After putting down the book, I can’t help but be more thankful of what my life has offered me.  Now I understand that the problems I have to face are nothing compared to what the young characters in the book have to endure.  Although fictional, the author must not have derived the story entirely based on his imagination.  The scary part of it is that there’s truth in what I have just read.

The 5th Horseman: A Book Review

Posted in books on July 26, 2009 by hangingbridge

Another “Whodunnit?” work.

“…the Four Horsemen of the Apocalypse – Famine, Death, Pestilence, and War – you know.  But he said the 5th Horseman was Man, and that Man was the most dangerous of all…”

The author has misled both the readers and the heroines who the culprit was by introducing the real murderer in just one chapter of the book.
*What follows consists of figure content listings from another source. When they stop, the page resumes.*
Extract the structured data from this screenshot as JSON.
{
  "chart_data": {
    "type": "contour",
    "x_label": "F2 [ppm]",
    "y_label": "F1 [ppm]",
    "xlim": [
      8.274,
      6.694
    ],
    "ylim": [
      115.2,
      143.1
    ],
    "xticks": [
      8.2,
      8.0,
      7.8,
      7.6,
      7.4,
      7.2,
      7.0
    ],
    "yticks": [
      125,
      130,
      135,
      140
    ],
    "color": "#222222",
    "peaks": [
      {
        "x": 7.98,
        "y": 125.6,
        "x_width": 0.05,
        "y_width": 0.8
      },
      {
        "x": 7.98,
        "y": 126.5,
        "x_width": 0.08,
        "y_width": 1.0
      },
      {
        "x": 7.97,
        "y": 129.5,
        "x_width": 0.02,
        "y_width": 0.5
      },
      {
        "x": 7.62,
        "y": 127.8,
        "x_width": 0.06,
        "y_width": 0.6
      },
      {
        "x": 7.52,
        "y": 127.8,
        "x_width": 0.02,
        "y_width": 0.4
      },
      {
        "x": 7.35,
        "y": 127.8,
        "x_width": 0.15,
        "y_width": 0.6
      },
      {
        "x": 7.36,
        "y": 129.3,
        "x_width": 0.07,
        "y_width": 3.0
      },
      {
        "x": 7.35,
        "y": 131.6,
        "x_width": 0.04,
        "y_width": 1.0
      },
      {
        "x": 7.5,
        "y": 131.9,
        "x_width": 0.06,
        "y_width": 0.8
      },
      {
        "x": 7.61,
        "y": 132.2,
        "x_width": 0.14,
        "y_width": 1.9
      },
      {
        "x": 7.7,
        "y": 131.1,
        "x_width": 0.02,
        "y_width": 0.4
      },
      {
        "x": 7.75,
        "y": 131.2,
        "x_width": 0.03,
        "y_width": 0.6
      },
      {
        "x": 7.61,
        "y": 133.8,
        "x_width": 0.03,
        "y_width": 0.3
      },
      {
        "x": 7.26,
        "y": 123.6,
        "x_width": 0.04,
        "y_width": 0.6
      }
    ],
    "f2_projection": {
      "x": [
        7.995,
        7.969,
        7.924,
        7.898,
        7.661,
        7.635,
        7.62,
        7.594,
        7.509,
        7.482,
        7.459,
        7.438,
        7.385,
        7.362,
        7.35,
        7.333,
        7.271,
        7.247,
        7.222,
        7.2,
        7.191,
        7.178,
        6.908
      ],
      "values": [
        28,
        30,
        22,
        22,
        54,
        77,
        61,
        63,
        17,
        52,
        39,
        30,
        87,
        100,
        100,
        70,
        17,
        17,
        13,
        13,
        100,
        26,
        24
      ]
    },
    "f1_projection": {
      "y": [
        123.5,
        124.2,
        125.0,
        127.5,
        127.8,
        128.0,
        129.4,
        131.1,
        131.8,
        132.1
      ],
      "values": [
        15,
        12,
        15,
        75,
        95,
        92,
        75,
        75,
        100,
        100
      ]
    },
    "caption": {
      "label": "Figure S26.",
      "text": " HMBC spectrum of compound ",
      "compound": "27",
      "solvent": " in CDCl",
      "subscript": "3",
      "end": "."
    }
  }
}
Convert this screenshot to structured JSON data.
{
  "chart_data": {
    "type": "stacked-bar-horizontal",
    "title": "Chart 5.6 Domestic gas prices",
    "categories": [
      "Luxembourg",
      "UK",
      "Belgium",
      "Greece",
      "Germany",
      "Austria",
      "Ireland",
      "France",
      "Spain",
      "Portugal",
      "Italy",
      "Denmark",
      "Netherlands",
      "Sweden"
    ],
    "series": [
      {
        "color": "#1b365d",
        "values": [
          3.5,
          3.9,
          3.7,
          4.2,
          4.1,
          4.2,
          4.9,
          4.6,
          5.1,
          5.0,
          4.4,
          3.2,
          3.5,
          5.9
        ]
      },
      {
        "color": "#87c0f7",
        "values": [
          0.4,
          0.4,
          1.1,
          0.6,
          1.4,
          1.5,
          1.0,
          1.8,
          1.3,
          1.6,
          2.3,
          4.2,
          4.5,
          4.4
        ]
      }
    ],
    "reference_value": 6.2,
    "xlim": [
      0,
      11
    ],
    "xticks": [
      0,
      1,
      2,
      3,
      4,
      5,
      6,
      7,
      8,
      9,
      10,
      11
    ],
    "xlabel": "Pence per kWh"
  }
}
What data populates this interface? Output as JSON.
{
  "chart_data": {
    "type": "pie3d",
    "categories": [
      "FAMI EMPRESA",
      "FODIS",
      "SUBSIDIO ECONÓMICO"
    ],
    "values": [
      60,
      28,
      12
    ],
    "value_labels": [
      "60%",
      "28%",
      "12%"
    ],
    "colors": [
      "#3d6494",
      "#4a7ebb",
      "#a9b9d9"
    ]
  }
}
I couldn’t help thinking that the evidence against the real murderer was disregarded and the efforts of the heroine was still directed to someone without evidence of murder at all – well until the end of the book.

Biased readers and heroines themselves, have formed in their mind from the very start who the angel of death was in that fictional hospital. The usual suspect was an easy target.

While reading the book, one question has formed in my mind: Are there really hospitals who do not allow guardians (or the “at most 1 visitor”) to stay and accompany the patient? Even the minors are left to themselves. It’s scary for adults to be sick and confined in a strange place alone, what more if you were a kid?

And also, I didn’t know nurse assistants could administer medications. Here in my country only the certified RNs could do that along with the doctors themselves who prescribed the meds. If you ask me, there are a lot of jobs designated to those who shouldn’t be handling things as critical as medications.

All in all, I enjoyed being wrong about my assumptions at the end of the book. Well, not entirely. The “usual” suspect has done something really stupid to get him into real big trouble.

Read the book… maybe you can form a better review ;D For me, it’s just either good or bad. And this one was good.